II.1. Situation géographique

La Réserve de Biosphère de Luki est située dans la Province du Bas-Congo, à l'Ouest de la République Démocratique du Congo, à #177;120 Km de la côte atlantique.

D'une superficie d'environ 32 714 ha, la Réserve de Biosphère de Luki est traversée par la quasi-totalité du bassin hydrographique de la rivière Luki avec affluents : la Ntosi et la Monzi, qui ensemble se jettent dans la rivière Lukunga qui est l'un des affluents du fleuve Congo.

Elle constitue la pointe méridionale extrême du massif forestier guinéo-congolais.

Elle est située à 13°10' et 13°15' de longitude Est et 5°35' de latitude Sud ; l'altitude varie entre 150 m et plus de 500 m, rarement 600 m (Lubini, 1984).

II.2. Création et historique

La Réserve de Biosphère de Luki a été instituée par l'ordonnance coloniale du Gouverneur Général n°05/AGRI du 12 Janvier 1937. Sa mission consistait à l'exploitation forestière avec la sylviculture comme préoccupation, c'est-à-dire concilier la coupe des bois d'oeuvre avec la gestion durable des écosystèmes.

Ainsi, l'INEAC (Institut National d'Études Agronomiques du Congo-Belge) institua une exploitation méthodique qui visait essentiellement la connaissance de la dynamique forestière et l'identification des normes permettant une sylviculture tropicale rentable dans les conditions écologiques locales (Donis, 1948a).

Considérée d'abord comme une station forestière de l'État confiée à l'INEAC dont la gestion fut basée sur deux notions fondamentales suivantes :

- La création des parcelles expérimentales appelées « blocs » pour besoin d'inventaires, de relevés pédo-botaniques et d'études forestières ;

- L'élaboration des méthodes de conversion des futaies afin d'accroître la valeur marchande de la forêt (Kapa et al., 1987).

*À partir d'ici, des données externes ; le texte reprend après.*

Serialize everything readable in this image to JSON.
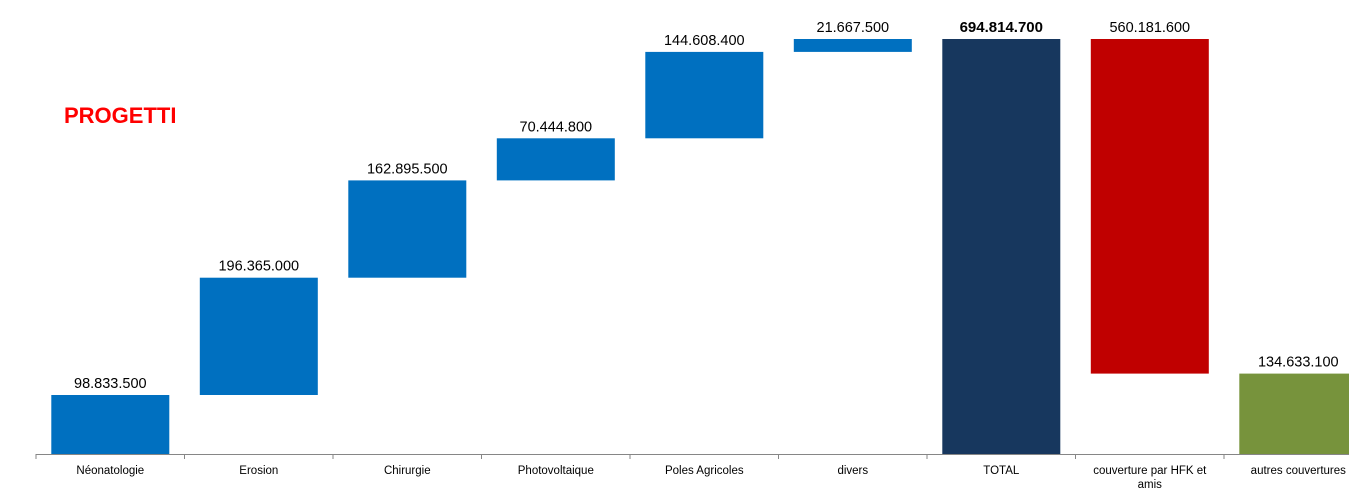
{
  "chart_data": {
    "type": "bar",
    "subtype": "waterfall",
    "title": "PROGETTI",
    "categories": [
      "Néonatologie",
      "Erosion",
      "Chirurgie",
      "Photovoltaique",
      "Poles Agricoles",
      "divers",
      "TOTAL",
      "couverture par HFK et amis",
      "autres couvertures"
    ],
    "values": [
      98833500,
      196365000,
      162895500,
      70444800,
      144608400,
      21667500,
      694814700,
      560181600,
      134633100
    ],
    "value_labels": [
      "98.833.500",
      "196.365.000",
      "162.895.500",
      "70.444.800",
      "144.608.400",
      "21.667.500",
      "694.814.700",
      "560.181.600",
      "134.633.100"
    ],
    "bar_kind": [
      "increase",
      "increase",
      "increase",
      "increase",
      "increase",
      "increase",
      "total",
      "decrease",
      "total"
    ],
    "colors": {
      "increase": "#0070c0",
      "total": "#17375e",
      "decrease": "#c00000",
      "remaining": "#77933c",
      "title": "#ff0000"
    },
    "bar_colors": [
      "#0070c0",
      "#0070c0",
      "#0070c0",
      "#0070c0",
      "#0070c0",
      "#0070c0",
      "#17375e",
      "#c00000",
      "#77933c"
    ],
    "ylim": [
      0,
      730000000
    ],
    "grid": false,
    "legend": "none",
    "xlabel": "",
    "ylabel": ""
  }
}
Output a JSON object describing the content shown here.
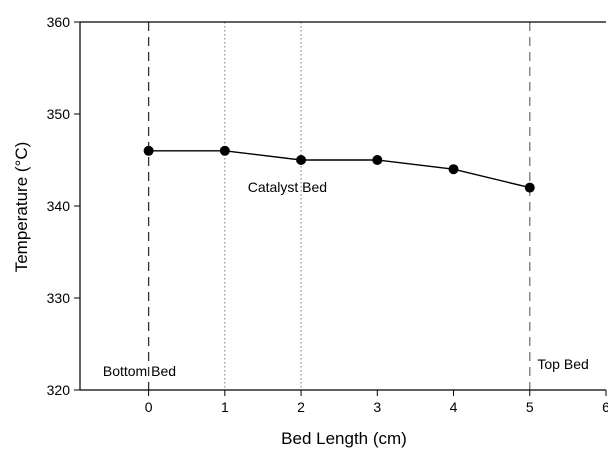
{
  "chart_data": {
    "type": "line",
    "xlabel": "Bed Length (cm)",
    "ylabel": "Temperature (°C)",
    "xlim": [
      -0.9,
      6
    ],
    "ylim": [
      320,
      360
    ],
    "x_ticks": [
      0,
      1,
      2,
      3,
      4,
      5,
      6
    ],
    "y_ticks": [
      320,
      330,
      340,
      350,
      360
    ],
    "x_tick_labels": [
      "0",
      "1",
      "2",
      "3",
      "4",
      "5",
      "6"
    ],
    "y_tick_labels": [
      "320",
      "330",
      "340",
      "350",
      "360"
    ],
    "grid": false,
    "legend": "none",
    "series": [
      {
        "x": [
          0,
          1,
          2,
          3,
          4,
          5
        ],
        "values": [
          346,
          346,
          345,
          345,
          344,
          342
        ]
      }
    ],
    "reference_lines": [
      {
        "x": 0,
        "style": "dashed",
        "color": "#333333"
      },
      {
        "x": 1,
        "style": "dotted",
        "color": "#777777"
      },
      {
        "x": 2,
        "style": "dotted",
        "color": "#777777"
      },
      {
        "x": 5,
        "style": "dashed",
        "color": "#777777"
      }
    ],
    "annotations": [
      {
        "text": "Bottom Bed",
        "x": -0.6,
        "y": 321.5
      },
      {
        "text": "Catalyst Bed",
        "x": 1.3,
        "y": 341.5
      },
      {
        "text": "Top Bed",
        "x": 5.1,
        "y": 322.3
      }
    ],
    "colors": {
      "line": "#000000",
      "marker": "#000000",
      "axis": "#000000"
    }
  }
}
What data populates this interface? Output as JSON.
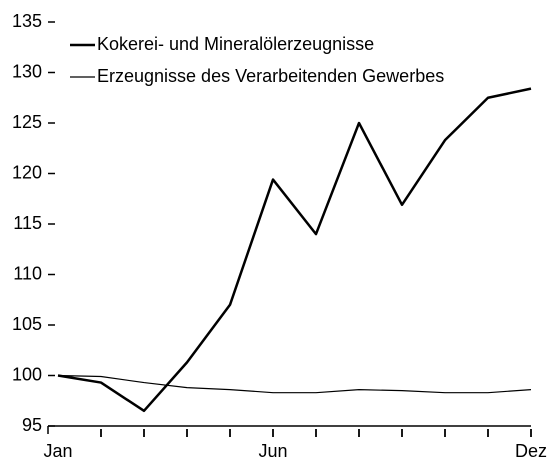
{
  "chart_data": {
    "type": "line",
    "categories": [
      "Jan",
      null,
      null,
      null,
      null,
      "Jun",
      null,
      null,
      null,
      null,
      null,
      "Dez"
    ],
    "series": [
      {
        "name": "Kokerei- und Mineralölerzeugnisse",
        "color": "#000000",
        "width": 2.5,
        "values": [
          100,
          99.3,
          96.5,
          101.3,
          107,
          119.4,
          114,
          125,
          116.9,
          123.3,
          127.5,
          128.4
        ]
      },
      {
        "name": "Erzeugnisse des Verarbeitenden Gewerbes",
        "color": "#000000",
        "width": 1.2,
        "values": [
          100,
          99.9,
          99.3,
          98.8,
          98.6,
          98.3,
          98.3,
          98.6,
          98.5,
          98.3,
          98.3,
          98.6
        ]
      }
    ],
    "ylim": [
      95,
      135
    ],
    "yticks": [
      95,
      100,
      105,
      110,
      115,
      120,
      125,
      130,
      135
    ]
  }
}
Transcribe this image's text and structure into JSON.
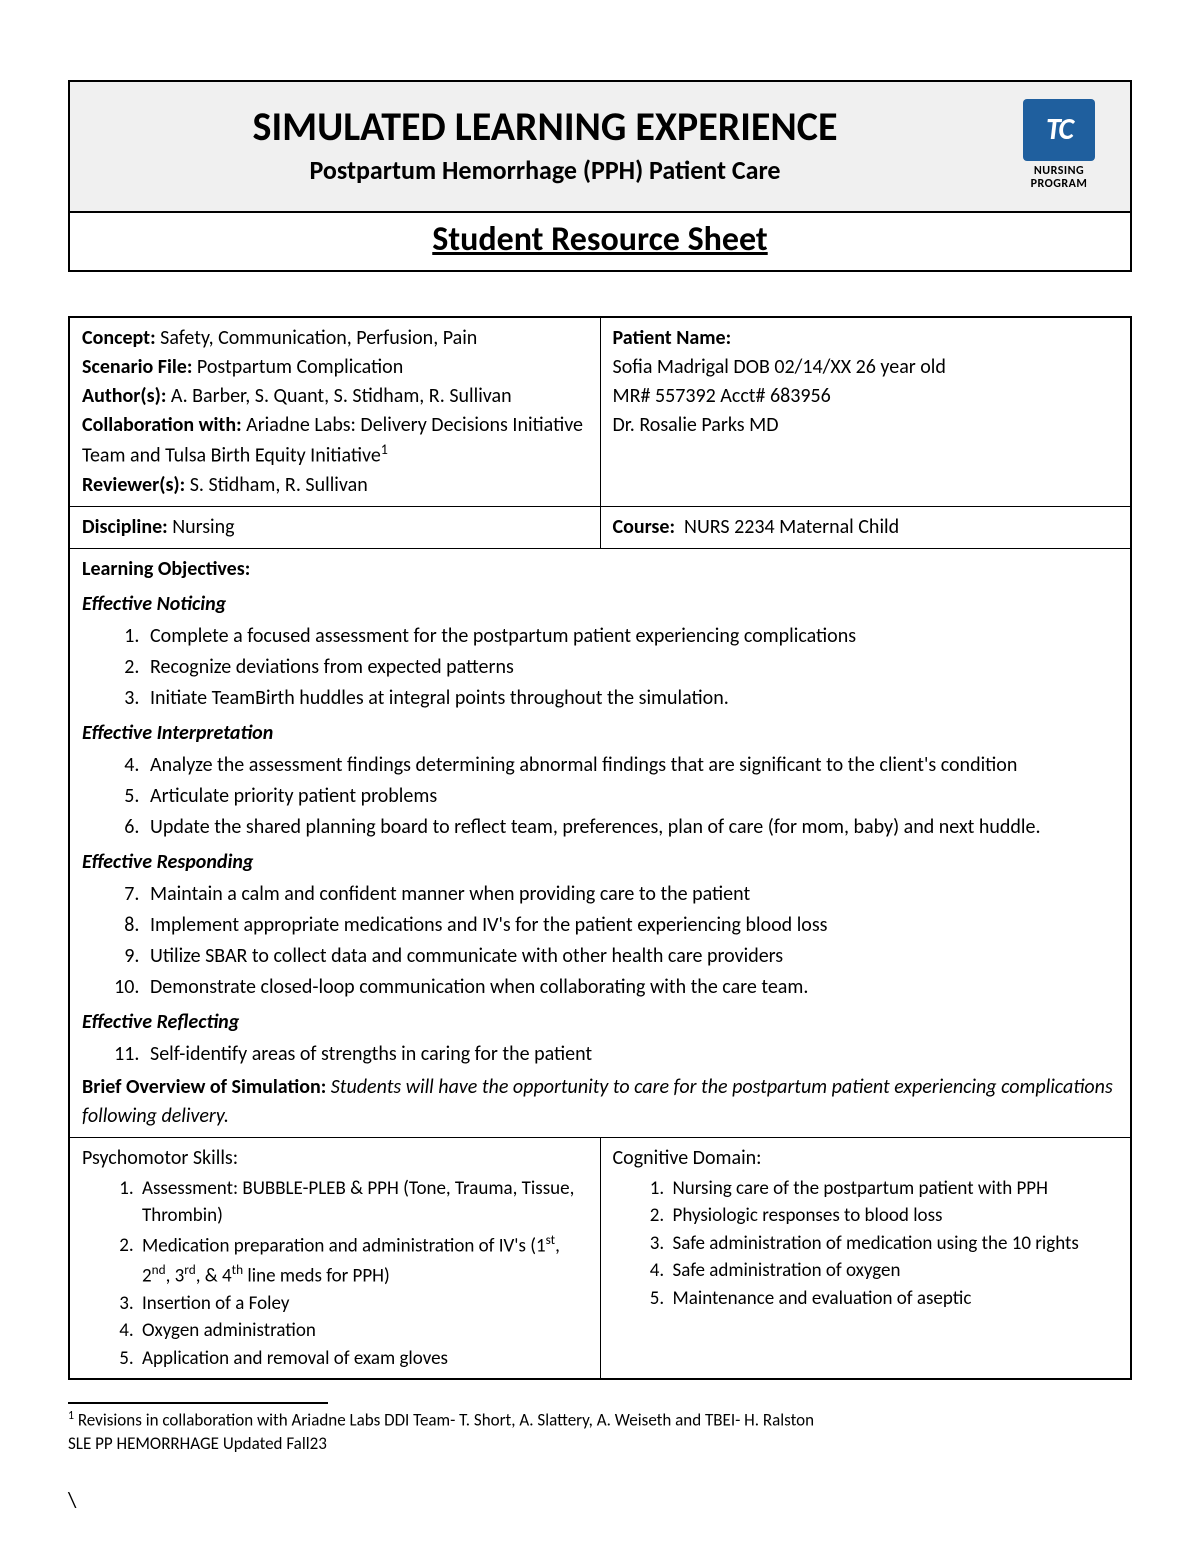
{
  "colors": {
    "page_bg": "#ffffff",
    "header_bg": "#f0f0f0",
    "border": "#000000",
    "text": "#000000",
    "logo_bg": "#1f5f9e",
    "logo_fg": "#ffffff"
  },
  "header": {
    "title": "SIMULATED LEARNING EXPERIENCE",
    "subtitle": "Postpartum Hemorrhage (PPH) Patient Care",
    "section_title": "Student Resource Sheet",
    "logo_letters": "TC",
    "logo_line1": "NURSING",
    "logo_line2": "PROGRAM"
  },
  "info_left": {
    "concept_label": "Concept:",
    "concept": "Safety, Communication, Perfusion, Pain",
    "scenario_label": "Scenario File:",
    "scenario": "Postpartum Complication",
    "authors_label": "Author(s):",
    "authors": "A. Barber, S. Quant, S. Stidham, R. Sullivan",
    "collab_label": "Collaboration with:",
    "collab": "Ariadne Labs: Delivery Decisions Initiative Team and Tulsa Birth Equity Initiative",
    "collab_sup": "1",
    "reviewers_label": "Reviewer(s):",
    "reviewers": "S. Stidham, R. Sullivan"
  },
  "info_right": {
    "patient_label": "Patient Name:",
    "patient_line1": "Sofia Madrigal DOB 02/14/XX 26 year old",
    "patient_line2": "MR# 557392 Acct# 683956",
    "patient_line3": "Dr. Rosalie Parks MD"
  },
  "row2": {
    "discipline_label": "Discipline:",
    "discipline": "Nursing",
    "course_label": "Course:",
    "course": "NURS 2234 Maternal Child"
  },
  "objectives": {
    "title": "Learning Objectives:",
    "groups": [
      {
        "heading": "Effective Noticing",
        "start": 1,
        "items": [
          "Complete a focused assessment for the postpartum patient experiencing complications",
          "Recognize deviations from expected patterns",
          "Initiate TeamBirth huddles at integral points throughout the simulation."
        ]
      },
      {
        "heading": "Effective Interpretation",
        "start": 4,
        "items": [
          "Analyze the assessment findings determining abnormal findings that are significant to the client's condition",
          "Articulate priority patient problems",
          "Update the shared planning board to reflect team, preferences, plan of care (for mom, baby) and next huddle."
        ]
      },
      {
        "heading": "Effective Responding",
        "start": 7,
        "items": [
          "Maintain a calm and confident manner when providing care to the patient",
          "Implement appropriate medications and IV's for the patient experiencing blood loss",
          "Utilize SBAR to collect data and communicate with other health care providers",
          "Demonstrate closed-loop communication when collaborating with the care team."
        ]
      },
      {
        "heading": "Effective Reflecting",
        "start": 11,
        "items": [
          "Self-identify areas of strengths in caring for the patient"
        ]
      }
    ],
    "overview_label": "Brief Overview of Simulation:",
    "overview": "Students will have the opportunity to care for the postpartum patient experiencing complications following delivery."
  },
  "psychomotor": {
    "title": "Psychomotor Skills:",
    "items": [
      "Assessment: BUBBLE-PLEB & PPH (Tone, Trauma, Tissue, Thrombin)",
      "Medication preparation and administration of IV's (1st, 2nd, 3rd, & 4th line meds for PPH)",
      "Insertion of a Foley",
      "Oxygen administration",
      "Application and removal of exam gloves"
    ]
  },
  "cognitive": {
    "title": "Cognitive Domain:",
    "items": [
      "Nursing care of the postpartum patient with PPH",
      "Physiologic responses to blood loss",
      "Safe administration of medication using the 10 rights",
      "Safe administration of oxygen",
      "Maintenance and evaluation of aseptic"
    ]
  },
  "footnote": {
    "sup": "1",
    "text": "Revisions in collaboration with Ariadne Labs DDI Team- T. Short, A. Slattery, A. Weiseth and TBEI- H. Ralston",
    "doc_id": "SLE PP HEMORRHAGE  Updated Fall23"
  },
  "slash": "\\"
}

Dès sa création en 1937, la station forestière fut gérée par l'INEAC qui est devenu actuellement l'INERA (Institut National d'Études et de Recherches Agronomiques).

Conformément à l'ordonnance n°77-022 du 23 Février 1977, la gestion de ce domaine boisé fut retirée de l'INERA et concédée au Ministère de l'Environnement, Conservation de la Nature et Tourisme (MECNT).

En Mai 1979, la station boisée fut reconnue par l'UNESCO en titre de Réserve de biosphère et faisant ainsi partie du réseau mondial des Réserves des Biosphère.

La gestion fut donc retirée de l'INERA pour être confiée au Comité national du programme MAB/Congo.

De 1980 à nos jours, la gestion revient au Comité national du programme MAB (Man And Biosphere) qui est sous tutelle du Ministère de l'Environnement, Conservation de la Nature, Eaux et Forêts.